ECONOMYNEXT – Sri Lanka’s central bank is expecting inflation to reduce to its target range of mid-single digits in 2018, with near term monetary policy to be data driven, Central Bank Governor Indrajit Coomaraswamy said, after generating over 7 percent inflation in 2017.

“By the end of the first quarter (of 2018) we will be within the target range of 4-6 percent,” Coomaraswamy told reporters.

The central bank generated 7.1 percent inflation measured by a revised Colombo Consumer Price Index in 20187 which spiked to 7.8 percent in October, after generating 4.5 percent in 2016 and 4.6 percent in 2015, despite falling global commodity prices.

Global commodity prices have started to pick up in 2017.

The rupee has collapsed from around 131 to 153 to the US dollar during the last year three years due to massive money printing in 2015 and 2016 but falling commodity prices kept the prices of traded goods muted in the first two years.

Monetary policy is tighter now with higher interest rates and liquidity in money markets being generated from central bank forex purchases and being steadily withdrawn (sterilized), helping build up forex reserves.

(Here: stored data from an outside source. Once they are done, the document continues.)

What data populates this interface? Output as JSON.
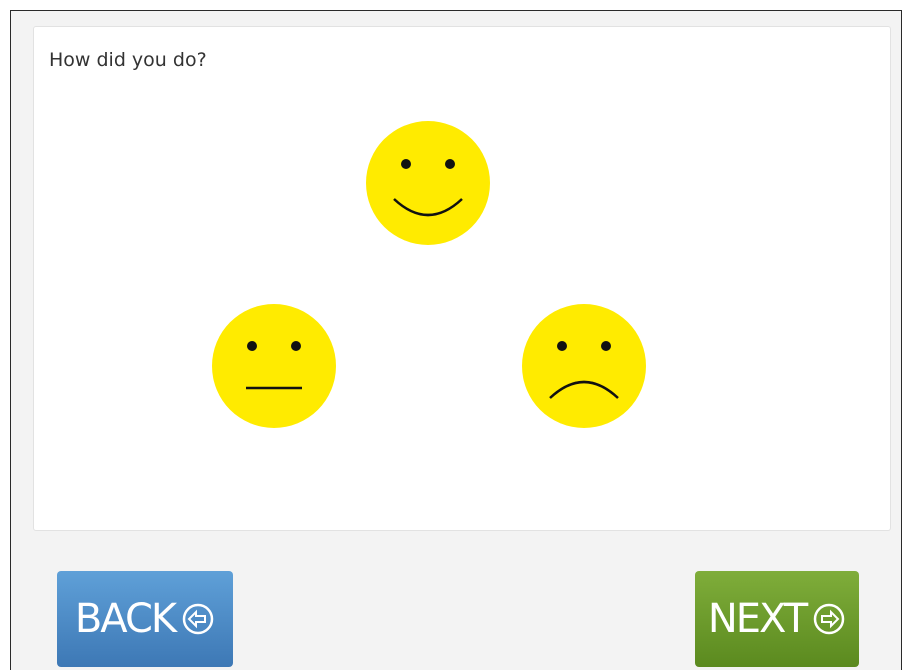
{
  "prompt": {
    "question": "How did you do?"
  },
  "faces": [
    {
      "id": "happy",
      "icon": "happy-face-icon"
    },
    {
      "id": "neutral",
      "icon": "neutral-face-icon"
    },
    {
      "id": "sad",
      "icon": "sad-face-icon"
    }
  ],
  "nav": {
    "back_label": "BACK",
    "back_icon": "arrow-left-circle-icon",
    "next_label": "NEXT",
    "next_icon": "arrow-right-circle-icon"
  },
  "colors": {
    "face_fill": "#ffeb00",
    "back_button": "#4a87c4",
    "next_button": "#6b9a2a",
    "background": "#f3f3f3"
  }
}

The central bank kept its overnight policy rate at 7.25 percent to withdraw excess liquidity and 8.75 percent to inject cash (print money) at its December monetary policy meeting, while market rates fell amid slower credit.

With money markets having excess liquidity amid lower credit growth with a more controlled budget deficit, the central bank buying dollars generating liquidity, interbank rates are now near the lower policy corridor indicating that the active policy rate is 7.25 percent.

Data Driven Policy

Coomaraswamy said in 2018, the central bank will be data driven in its policy changes.

Coomaraswamy tightened policy after he was appointed, ending a balance of payments crisis and capital flight, and the credit system and economy is now stabilizing.

The central bank will watch wage pressure and inflationary expectations in making future monetary policy decisions, he said.